Complimentary video series with Ruthellen Rubin
We offer the expertise, resources and personalized attention to help your nonprofit organization realize its full potential. Our team also works with philanthropies to help build strong partnerships.
FUNDRAISING STRATEGIES | BOARD DEVELOPMENT | COLLABORATION | TRANSITION
The Nonprofit Blog
Making Fundraising History – The IBC for ALS
Without a doubt, the ALS Ice Bucket Challenge will join the March of Dimes campaign, Barack Obama’s 2008 Presidential campaign and the 2010 Haiti earthquake mobile giving campaign as game-changers in demonstrating the power of grassroots fundraising.

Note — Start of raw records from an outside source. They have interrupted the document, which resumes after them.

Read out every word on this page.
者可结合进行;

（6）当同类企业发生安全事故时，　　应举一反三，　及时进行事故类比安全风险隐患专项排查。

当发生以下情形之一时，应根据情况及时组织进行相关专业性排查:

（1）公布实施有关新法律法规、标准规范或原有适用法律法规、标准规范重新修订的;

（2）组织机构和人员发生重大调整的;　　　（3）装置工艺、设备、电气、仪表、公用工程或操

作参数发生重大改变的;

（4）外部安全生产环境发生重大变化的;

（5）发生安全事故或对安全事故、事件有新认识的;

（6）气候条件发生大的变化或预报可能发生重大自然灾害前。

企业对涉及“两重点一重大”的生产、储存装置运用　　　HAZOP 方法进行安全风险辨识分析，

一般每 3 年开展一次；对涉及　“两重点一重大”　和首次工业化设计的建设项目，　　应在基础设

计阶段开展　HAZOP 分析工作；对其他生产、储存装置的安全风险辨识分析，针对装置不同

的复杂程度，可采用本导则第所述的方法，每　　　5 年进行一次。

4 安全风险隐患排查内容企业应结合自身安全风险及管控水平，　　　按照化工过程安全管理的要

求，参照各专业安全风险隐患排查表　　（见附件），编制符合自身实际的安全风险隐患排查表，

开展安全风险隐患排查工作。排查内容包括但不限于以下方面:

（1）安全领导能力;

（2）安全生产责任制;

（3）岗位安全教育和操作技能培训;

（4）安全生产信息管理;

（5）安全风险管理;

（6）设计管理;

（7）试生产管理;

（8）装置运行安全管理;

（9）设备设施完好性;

The March of Dimes was launched in 1938, by President Franklin Delano Roosevelt, to find a cure for polio. The medium was radio. The impetus was a number of Hollywood celebrities and a popular U.S. President who advocated for an end to this dreaded disease. The tools were collection boxes and cards where one inserted dimes. Soon 3,100 local chapters were formed to spearhead a tremendous grassroots effort to collect dimes (with FDR’s face) at movie theaters, at schools, in little cans that popped up everywhere. Ordinary people were asked to contribute, since polio affected everyone. The millions raised from “collecting dimes” not only purchased iron lungs and lab equipment but directly funded doctors and scientists who researched and found the cure to polio.
In 2008, 3 million people made 6.5 million donations online, totaling half a billion dollars, to the Obama Presidential campaign. The medium was email and early social networking. The impetus was the promise of “change” promoted via well-crafted emails. The tool was the recently streamlined online giving platform. Cutting edge, yet inexpensive online technology made it possible to not only collect donations, but also to respond back and carefully steward the donors, thereby building personal relationships with donors – at all levels.

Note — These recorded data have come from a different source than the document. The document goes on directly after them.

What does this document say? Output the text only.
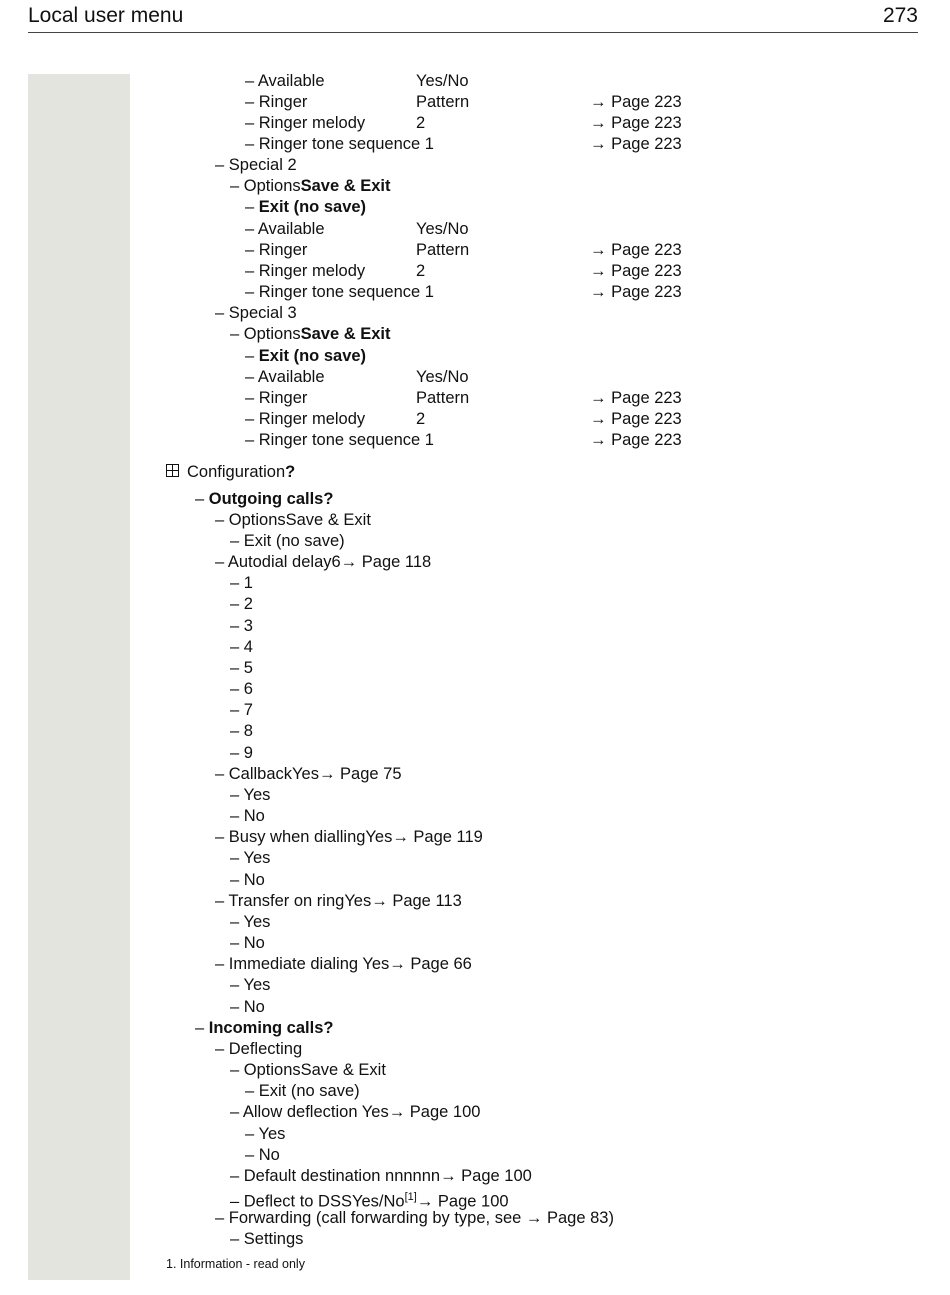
Local user menu	273
– Available	Yes/No
– Ringer	Pattern	→ Page 223
– Ringer melody	2	→ Page 223
– Ringer tone sequence 1	→ Page 223
– Special 2
– OptionsSave & Exit
– Exit (no save)
– Available	Yes/No
– Ringer	Pattern	→ Page 223
– Ringer melody	2	→ Page 223
– Ringer tone sequence 1	→ Page 223
– Special 3
– OptionsSave & Exit
– Exit (no save)
– Available	Yes/No
– Ringer	Pattern	→ Page 223
– Ringer melody	2	→ Page 223
– Ringer tone sequence 1	→ Page 223
Configuration?
– Outgoing calls?
– OptionsSave & Exit
– Exit (no save)
– Autodial delay6→ Page 118
– 1
– 2
– 3
– 4
– 5
– 6
– 7
– 8
– 9
– CallbackYes→ Page 75
– Yes
– No
– Busy when diallingYes→ Page 119
– Yes
– No
– Transfer on ringYes→ Page 113
– Yes
– No
– Immediate dialing Yes→ Page 66
– Yes
– No
– Incoming calls?
– Deflecting
– OptionsSave & Exit
– Exit (no save)
– Allow deflection Yes→ Page 100
– Yes
– No
– Default destination nnnnnn→ Page 100
– Deflect to DSSYes/No[1]→ Page 100
– Forwarding (call forwarding by type, see → Page 83)
– Settings
1. Information - read only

In the week following the 2010 earthquake that ravaged Haiti, the Red Cross raised over $100 million, in large part via $10 donations. The medium was ads to “text to donate” on TV and numerous online websites. The impetus was broadcasts of unspeakable devastation on all news media. The tool was the cellphone and the widespread use of text messages. Cell phones gave people of all ages and socio-economic brackets the opportunity to “do something” and feel as though they were able to help. And indeed, they did.
Amyotrophic lateral sclerosis (ALS) is a terminal disease that affects two in 100,000 people in the US. It is relatively rare and many Americans don’t know about it – unless you know someone who is stricken by this degenerative disease that comes with an average life expectancy of two to five years. Last month, Pete Frates, a 29 year-old athlete from Boston who has ALS, decided to “do something”, promise “change” and find a cure for his dreaded disease. Frates found a way to get everyone’s attention, as we all know, by asking ordinary people to dump a bucket of ice water over their heads OR make a $100 donation to ALS research AND challenge some friends to do the same. The result – as of today is that $15.6 million has been raised in the last three weeks as compared to $1.8 million during the same period last year. Yes – people are dumping the ice AND making donations.
The medium is Facebook, for the most part, where over 1.2 million video challenges have been made. The impetus is Facebook where we can demonstrate to our friends that we are willing to be part of this deluge. The tool is Facebook along with the availability of the online giving page at www.alsa.org where we can easily complete the second part of the challenge. Thank you, Mark Zuckerberg.
We have read a few words from critics who claim that the Ice Bucket Challenge is slacktivistic because people are spending more money on bags of ice than they are giving to ALS (not true) or the people making the videos don’t even know what ALS is (they do now). In fact, the Ice Bucket Challenge is fundraising at its best. My congratulations to Pete Frates who has created a campaign that meets five of the most basic rules of fundraising:
- Your solicitor should be someone to whom it is impossible to say no
- Give your donor choices
- The “ask” is framed as an opportunity for your donor to feel good
- Remember that fundraising is not about your organization, it’s about your donor
- Have a website that demonstrates the reliability of your cause - www.alsa.org
This blog is dedicated to my dear friend, Peter Klein, who died on March 20, 2014, after a valiant battle with ALS.
Add a Comment
Who's the boss?
A burning question that Executive Directors often ask me is: "Am I the boss or is our Board President the boss?"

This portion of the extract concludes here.